I think it’s in between. I think there is a theme that was born from improvisation, then step by step it was built inside the group, especially by Minns and Smith; but who knows... surely they did not try it once, as it could have happened to other tunes played by them.
 
School of Music Symphony in 2020.

.Which elements of the TEB form are inscribed in your music?
The oboe! I fell in love with the oboe thank to them. For many years I conducted a trio/quartet, the Ensemble Il Teatro del Faro, formed by oboe/English horn, electric guitar and cello, plus various objects, tapes and electronics. Our work was more experimental and moved in totally different fields (musical theatre, radio-art, performance), but occasionally opened to phrasing and atmospheres influenced by the Third Ear Band.
 
.Do you think there is still room today for experiences such as that of TEB?
Sometimes you hear world music, rock-ethnic and similar genres, but the Third Ear Band remains a unique case in the history of music. I think the difference lies in their simplicity and - forgive me - not professionalism as instrumentalists.

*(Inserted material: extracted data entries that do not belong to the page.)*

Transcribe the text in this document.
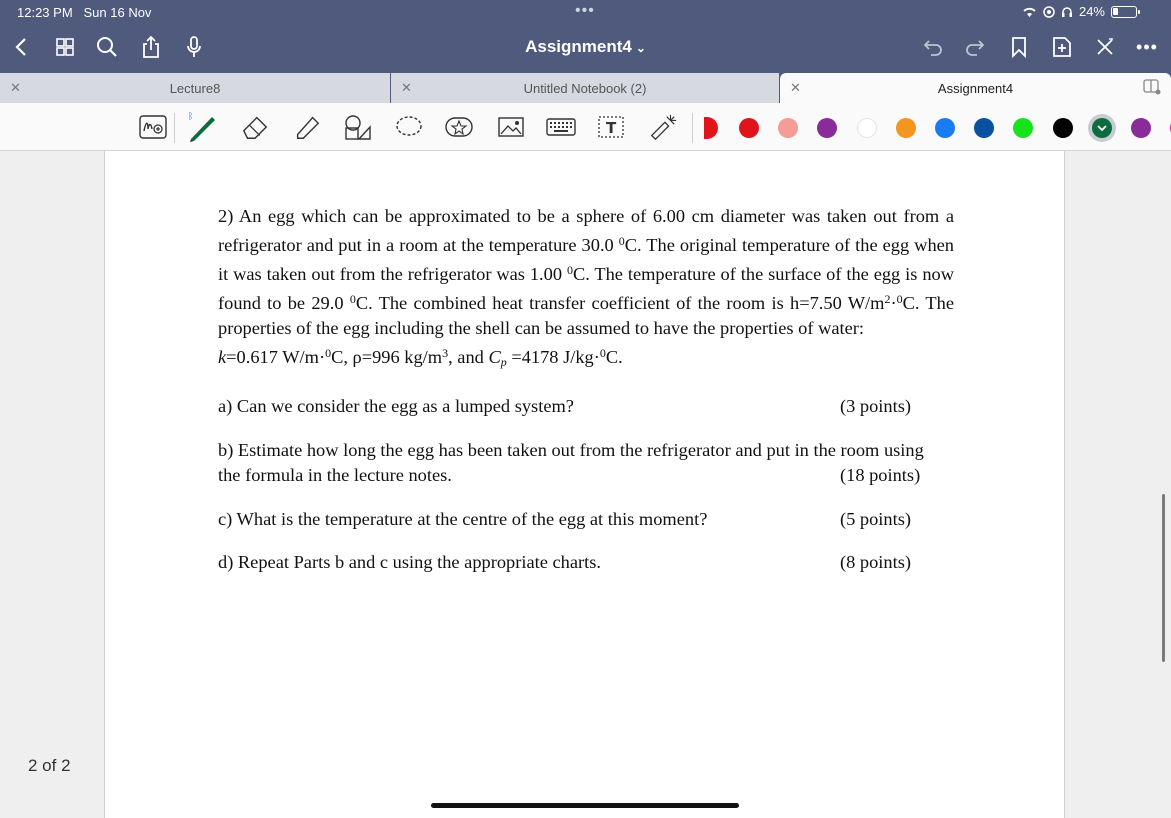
12:23 PM Sun 16 Nov	•••	24%
Assignment4 ⌄	•••
✕	Lecture8	✕	Untitled Notebook (2)	✕	Assignment4
ᛒ
T
2) An egg which can be approximated to be a sphere of 6.00 cm diameter was taken out from a refrigerator and put in a room at the temperature 30.0 $^0$C. The original temperature of the egg when it was taken out from the refrigerator was 1.00 $^0$C. The temperature of the surface of the egg is now found to be 29.0 $^0$C. The combined heat transfer coefficient of the room is h=7.50 $W/m^2\cdot^0C$. The properties of the egg including the shell can be assumed to have the properties of water:
k=0.617 W/m·$^0$C, ρ=996 $kg/m^3$, and $C_p =4178$ J/kg·$^0$C.
a) Can we consider the egg as a lumped system?	(3 points)
b) Estimate how long the egg has been taken out from the refrigerator and put in the room using
the formula in the lecture notes.	(18 points)
c) What is the temperature at the centre of the egg at this moment?	(5 points)
d) Repeat Parts b and c using the appropriate charts.	(8 points)
2 of 2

Today the world-music bands are made by very competent musicians, TEB players were little more than amateurs, but that’s what makes them unique and indescribably magic. They didn’t have to show anything to anyone, no kind of virtuosity, they just start with sound, they create circles that slowly widen and you find yourself wrapped in a total sensory experience. Many ethnic-folk groups sound very stereotyped and corny. Not the Third Ear Band, for some mysterious reason their music force you to listen to them finding new dimensions: think of "Egyptian Book of the Dead", but also of pieces like "Live Ghosts"... this kind of music always opens new worlds. I don’t know if there’s room today, but I think there’s room for everything, the thing you need is just to have a little more imagination.

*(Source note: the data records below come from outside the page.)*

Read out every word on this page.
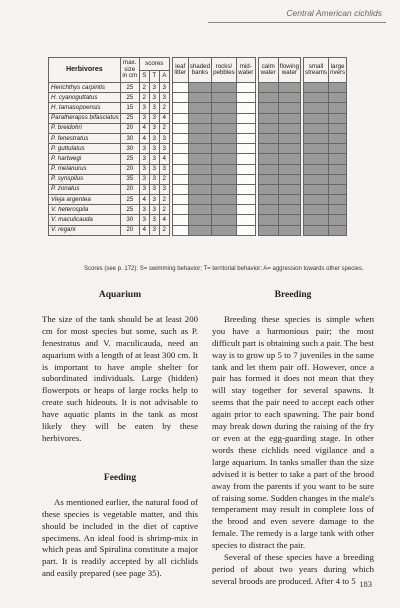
Central American cichlids
Herbivores	max. size in cm	scores				leaf litter	shaded banks	rocks/ pebbles	mid-water		calm water	flowing water		small streams	large rivers
		S	T	A											
Herichthys carpintis	25	2	3	3											
H. cyanoguttatus	25	2	3	3											
H. tamasopoensis	15	3	3	2											
Paratherapss bifasciatus	25	3	3	4											
P. breidohri	20	4	3	2											
P. fenestratus	30	4	3	3											
P. guttulatus	30	3	3	3											
P. hartwegi	25	3	3	4											
P. melanurus	20	3	3	3											
P. synspilus	35	3	3	2											
P. zonatus	20	3	3	3											
Vieja argentea	25	4	3	2											
V. heterospila	25	3	3	2											
V. maculicauda	30	3	3	4											
V. regani	20	4	3	2											
Scores (see p. 172): S= swimming behavior; T= territorial behavior; A= aggression towards other species.
Aquarium

The size of the tank should be at least 200 cm for most species but some, such as P. fenestratus and V. maculicauda, need an aquarium with a length of at least 300 cm. It is important to have ample shelter for subordinated individuals. Large (hidden) flowerpots or heaps of large rocks help to create such hideouts. It is not advisable to have aquatic plants in the tank as most likely they will be eaten by these herbivores.

Feeding

As mentioned earlier, the natural food of these species is vegetable matter, and this should be included in the diet of captive specimens. An ideal food is shrimp-mix in which peas and Spirulina constitute a major part. It is readily accepted by all cichlids and easily prepared (see page 35).

Breeding

Breeding these species is simple when you have a harmonious pair; the most difficult part is obtaining such a pair. The best way is to grow up 5 to 7 juveniles in the same tank and let them pair off. However, once a pair has formed it does not mean that they will stay together for several spawns. It seems that the pair need to accept each other again prior to each spawning. The pair bond may break down during the raising of the fry or even at the egg-guarding stage. In other words these cichlids need vigilance and a large aquarium. In tanks smaller than the size advised it is better to take a part of the brood away from the parents if you want to be sure of raising some. Sudden changes in the male's temperament may result in complete loss of the brood and even severe damage to the female. The remedy is a large tank with other species to distract the pair.

Several of these species have a breeding period of about two years during which several broods are produced. After 4 to 5 183
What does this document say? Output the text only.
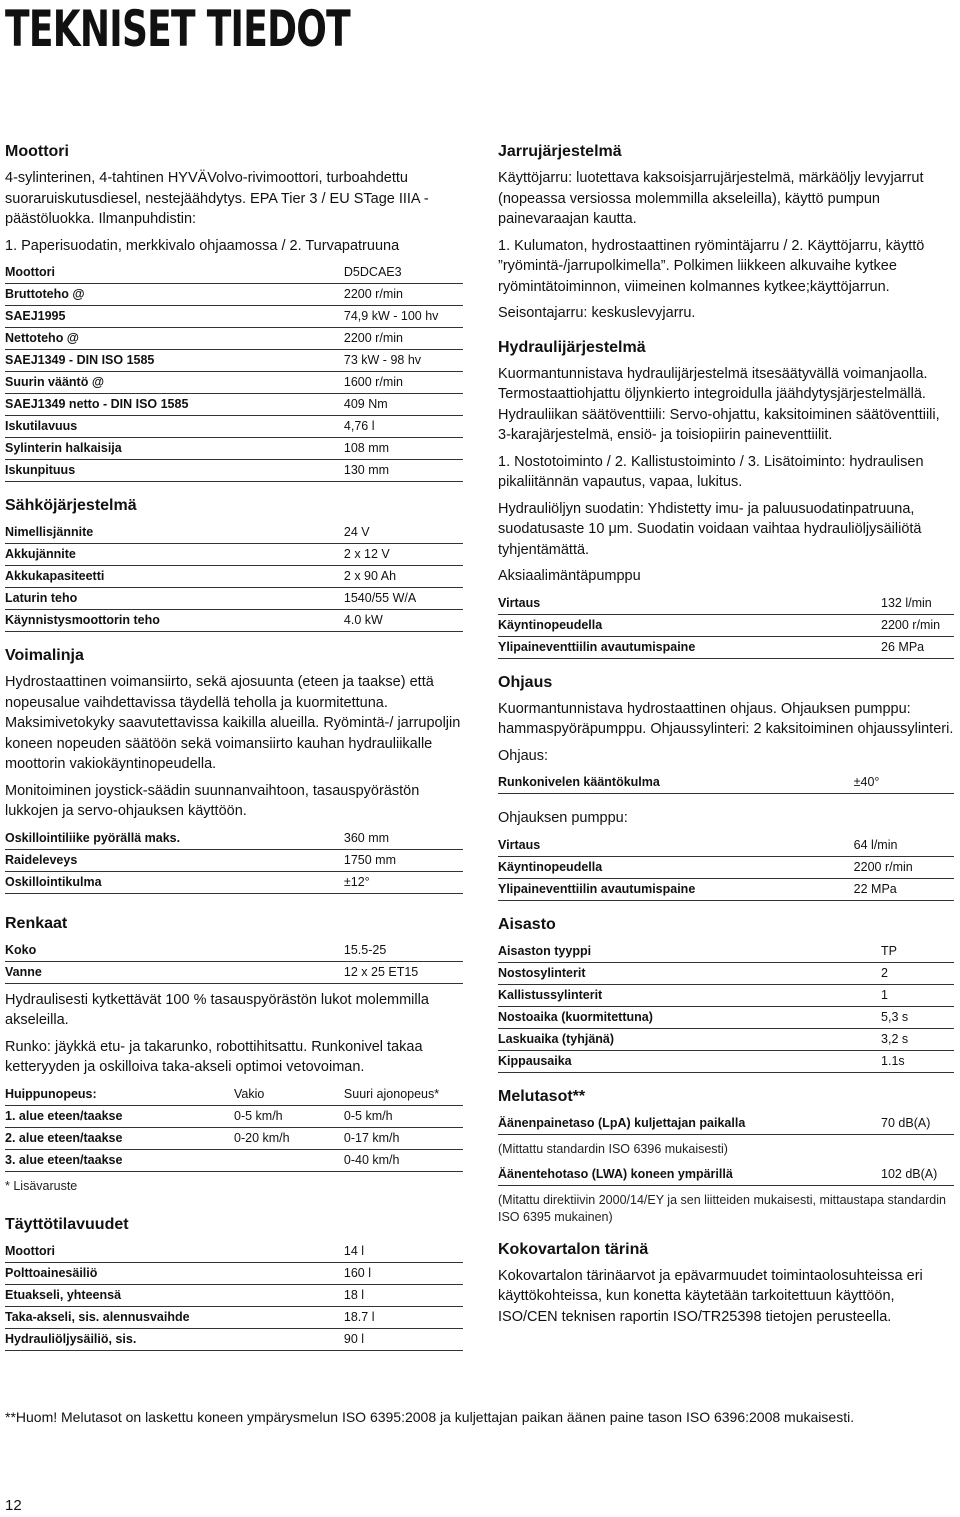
TEKNISET TIEDOT
Moottori

4-sylinterinen, 4-tahtinen HYVÄVolvo-rivimoottori, turboahdettu suoraruiskutusdiesel, nestejäähdytys. EPA Tier 3 / EU STage IIIA -päästöluokka. Ilmanpuhdistin:

1. Paperisuodatin, merkkivalo ohjaamossa / 2. Turvapatruuna

Moottori	D5DCAE3
Bruttoteho @	2200 r/min
SAEJ1995	74,9 kW - 100 hv
Nettoteho @	2200 r/min
SAEJ1349 - DIN ISO 1585	73 kW - 98 hv
Suurin vääntö @	1600 r/min
SAEJ1349 netto - DIN ISO 1585	409 Nm
Iskutilavuus	4,76 l
Sylinterin halkaisija	108 mm
Iskunpituus	130 mm
Sähköjärjestelmä
Nimellisjännite	24 V
Akkujännite	2 x 12 V
Akkukapasiteetti	2 x 90 Ah
Laturin teho	1540/55 W/A
Käynnistysmoottorin teho	4.0 kW
Voimalinja

Hydrostaattinen voimansiirto, sekä ajosuunta (eteen ja taakse) että nopeusalue vaihdettavissa täydellä teholla ja kuormitettuna. Maksimivetokyky saavutettavissa kaikilla alueilla. Ryömintä-/ jarrupoljin koneen nopeuden säätöön sekä voimansiirto kauhan hydrauliikalle moottorin vakiokäyntinopeudella.

Monitoiminen joystick-säädin suunnanvaihtoon, tasauspyörästön lukkojen ja servo-ohjauksen käyttöön.

Oskillointiliike pyörällä maks.	360 mm
Raideleveys	1750 mm
Oskillointikulma	±12°
Renkaat
Koko	15.5-25
Vanne	12 x 25 ET15

Hydraulisesti kytkettävät 100 % tasauspyörästön lukot molemmilla akseleilla.

Runko: jäykkä etu- ja takarunko, robottihitsattu. Runkonivel takaa ketteryyden ja oskilloiva taka-akseli optimoi vetovoiman.

Huippunopeus:	Vakio	Suuri ajonopeus*
1. alue eteen/taakse	0-5 km/h	0-5 km/h
2. alue eteen/taakse	0-20 km/h	0-17 km/h
3. alue eteen/taakse		0-40 km/h

* Lisävaruste

Täyttötilavuudet
Moottori	14 l
Polttoainesäiliö	160 l
Etuakseli, yhteensä	18 l
Taka-akseli, sis. alennusvaihde	18.7 l
Hydrauliöljysäiliö, sis.	90 l
Jarrujärjestelmä

Käyttöjarru: luotettava kaksoisjarrujärjestelmä, märkäöljy levyjarrut (nopeassa versiossa molemmilla akseleilla), käyttö pumpun painevaraajan kautta.

1. Kulumaton, hydrostaattinen ryömintäjarru / 2. Käyttöjarru, käyttö ”ryömintä-/jarrupolkimella”. Polkimen liikkeen alkuvaihe kytkee ryömintätoiminnon, viimeinen kolmannes kytkee;käyttöjarrun.

Seisontajarru: keskuslevyjarru.

Hydraulijärjestelmä

Kuormantunnistava hydraulijärjestelmä itsesäätyvällä voimanjaolla. Termostaattiohjattu öljynkierto integroidulla jäähdytysjärjestelmällä. Hydrauliikan säätöventtiili: Servo-ohjattu, kaksitoiminen säätöventtiili, 3-karajärjestelmä, ensiö- ja toisiopiirin paineventtiilit.

1. Nostotoiminto / 2. Kallistustoiminto / 3. Lisätoiminto: hydraulisen pikaliitännän vapautus, vapaa, lukitus.

Hydrauliöljyn suodatin: Yhdistetty imu- ja paluusuodatinpatruuna, suodatusaste 10 μm. Suodatin voidaan vaihtaa hydrauliöljysäiliötä tyhjentämättä.

Aksiaalimäntäpumppu

Virtaus	132 l/min
Käyntinopeudella	2200 r/min
Ylipaineventtiilin avautumispaine	26 MPa
Ohjaus

Kuormantunnistava hydrostaattinen ohjaus. Ohjauksen pumppu: hammaspyöräpumppu. Ohjaussylinteri: 2 kaksitoiminen ohjaussylinteri.

Ohjaus:

Runkonivelen kääntökulma	±40°

Ohjauksen pumppu:

Virtaus	64 l/min
Käyntinopeudella	2200 r/min
Ylipaineventtiilin avautumispaine	22 MPa
Aisasto
Aisaston tyyppi	TP
Nostosylinterit	2
Kallistussylinterit	1
Nostoaika (kuormitettuna)	5,3 s
Laskuaika (tyhjänä)	3,2 s
Kippausaika	1.1s
Melutasot**
Äänenpainetaso (LpA) kuljettajan paikalla	70 dB(A)

(Mittattu standardin ISO 6396 mukaisesti)

Äänentehotaso (LWA) koneen ympärillä	102 dB(A)

(Mitattu direktiivin 2000/14/EY ja sen liitteiden mukaisesti, mittaustapa standardin ISO 6395 mukainen)

Kokovartalon tärinä

Kokovartalon tärinäarvot ja epävarmuudet toimintaolosuhteissa eri käyttökohteissa, kun konetta käytetään tarkoitettuun käyttöön, ISO/CEN teknisen raportin ISO/TR25398 tietojen perusteella.

**Huom! Melutasot on laskettu koneen ympärysmelun ISO 6395:2008 ja kuljettajan paikan äänen paine tason ISO 6396:2008 mukaisesti.

12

.What kind of music do you listen to these days?
I love Bach's Cantatas, Frank Zappa, especially his orchestral pieces, David Sylvian, Battisti/Panella, Robert Wyatt, David Bedford, the Third Ear Band (although I don’t listen to it often), Alvin Curran, Steve Reich, Tuxedomoon, Gong and Daevid Allen, Ravel’s Bolero... I can hardly stand the contemporary music, although I admire the ideas... the ones I like most are John Cage and Karlheinz Stockhausen.

.What's about you
r future plans?
I am finishing a radio-drama for the German national radio SWR, I will go to produce it in their studios in Baden-Baden in February 2021, if the COVID pandemic will allow us. Last summer I've published "A Greeting to the Clouds", the new OTEME CD, so I’m promoting it. I also have other projects in Poland and Germany, but it will depend on the pandemic situation. With the SMS Orchestra, we will start again in November, maybe with a project between folk and sound experimentation.